Silicon.com carries a story about one of Her Majesty’s Revenue and Customs’ new IT projects. Apparently the “Aspire” project will come in at double the estimated 3 to 4 billion pounds. There is no hint of what the real-world functions of Aspire are supposed to be, but apparently this is part of the department’s attempt to cut the proportion of its costs that are IT below 20% at the same time as reducing its headcount by 12,500 (out of 90,000).

Readers who are in business may wish to pause at this point and admire the insanity. Breath the heady aroma of that pompous project name. Note lightly in passing the apparently conflicting goals. Savour a budget for a re-tooling exercise (if that is what it is) of £40,000 a head. Stretch your generosity (it’s good for you) and see that mere billion variance in the estimate as a calculated ±15% derived from risk analysis, not cluelessness at all. Then marvel as the costs bust the error-bars by multiple-sigmas… A Titanic of a project! How unlucky could they be?

So far so paradoxical. Business as usual for the government department that purports to oversee your every penny, and guarantees suffering if you can’t account for the office biscuit budget, or provide a full itinerary for a business trip taken five years ago. What’s sort of gobsmacking is this – the National Audit Office (NAO) finds things to praise:

The NAO estimates that if HMRC’s approach and best practice is adopted across the public sector, it could save 10 per cent in procurement and transition costs when re-competing major contracts – and called on the Office of Government Commerce to take a lead in providing guidance in the future.

Head of the NAO, Sir John Bourn, said in the report: “The department successfully completed the first major re-competition of a large public sector IT contract and transfer from one supplier to another without a loss in service to the taxpayer.”

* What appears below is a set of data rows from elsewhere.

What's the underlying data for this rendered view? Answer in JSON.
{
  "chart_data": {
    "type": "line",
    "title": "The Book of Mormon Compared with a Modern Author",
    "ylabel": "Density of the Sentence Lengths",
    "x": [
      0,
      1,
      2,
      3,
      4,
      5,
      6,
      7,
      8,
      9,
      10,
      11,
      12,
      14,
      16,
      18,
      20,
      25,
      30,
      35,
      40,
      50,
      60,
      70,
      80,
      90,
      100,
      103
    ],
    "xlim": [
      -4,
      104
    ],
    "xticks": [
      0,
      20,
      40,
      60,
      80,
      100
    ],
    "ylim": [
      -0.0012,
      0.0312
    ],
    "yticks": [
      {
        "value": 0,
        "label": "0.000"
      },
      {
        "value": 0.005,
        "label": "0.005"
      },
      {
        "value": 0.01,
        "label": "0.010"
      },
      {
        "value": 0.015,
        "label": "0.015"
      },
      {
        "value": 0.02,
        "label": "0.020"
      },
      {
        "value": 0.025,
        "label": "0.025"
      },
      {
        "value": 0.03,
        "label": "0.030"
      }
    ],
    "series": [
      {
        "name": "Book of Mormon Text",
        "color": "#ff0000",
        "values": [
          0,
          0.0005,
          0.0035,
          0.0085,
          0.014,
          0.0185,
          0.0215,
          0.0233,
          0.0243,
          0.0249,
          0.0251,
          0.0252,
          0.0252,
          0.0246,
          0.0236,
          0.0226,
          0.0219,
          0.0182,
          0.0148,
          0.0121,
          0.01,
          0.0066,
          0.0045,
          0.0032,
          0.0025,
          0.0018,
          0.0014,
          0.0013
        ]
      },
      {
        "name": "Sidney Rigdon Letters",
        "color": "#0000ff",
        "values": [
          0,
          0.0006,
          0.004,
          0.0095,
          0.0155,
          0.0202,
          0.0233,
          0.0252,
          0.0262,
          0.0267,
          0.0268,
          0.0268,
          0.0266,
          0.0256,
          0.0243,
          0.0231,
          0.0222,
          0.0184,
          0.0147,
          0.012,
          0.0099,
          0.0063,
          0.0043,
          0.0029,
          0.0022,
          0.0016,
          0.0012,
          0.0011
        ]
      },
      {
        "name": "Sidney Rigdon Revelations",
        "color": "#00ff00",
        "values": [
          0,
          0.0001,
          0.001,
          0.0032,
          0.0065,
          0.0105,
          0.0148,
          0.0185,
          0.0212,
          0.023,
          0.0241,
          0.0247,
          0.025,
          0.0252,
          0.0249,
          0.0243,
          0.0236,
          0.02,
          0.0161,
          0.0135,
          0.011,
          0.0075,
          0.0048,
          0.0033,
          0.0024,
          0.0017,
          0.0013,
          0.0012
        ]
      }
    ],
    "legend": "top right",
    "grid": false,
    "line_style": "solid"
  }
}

I’m not sure I want to know what “re-competing” is.

5 comments to Project management, government style

  • Andrew Kinsman

    Gordon Brown has managed to achieve a quantum change in one thing during his time in office. The unit of measurement of public sector waste has change from the “million” to the “billion”.

  • Dave

    Re-competing means ensuring the contract goes to the group who donated the most money to your campaign.

  • Bernie

    Gotta love that line “without a loss in service to the taxpayer”.

  • Bexie

    I can’t help wondering whether this vast spend on IT projects is a misguided, keynsian, approach to compensating for the regulation out of existance of manufacturing. The beurothink goes “Unemployment going up.. must create jobs… new IT project”

    Of course the flaw is that much of the work is contracted out to India or similar, the governance is “piss poor” (Private Eye description for one major contractor) and the beneficiaries are the owners of the big IT contractors and the sycophants who give the work to them once kicked out of office (cynicism strikes…)

    Poorly scoped, subject to massive scope and objective creep and vastly over budget. Sums up most of these projects.

  • Walter

    “… service to the taxpayer”?
    So theft is part of the service sector. Always wondered. Or is that “service” in the sense used in livestock breeding?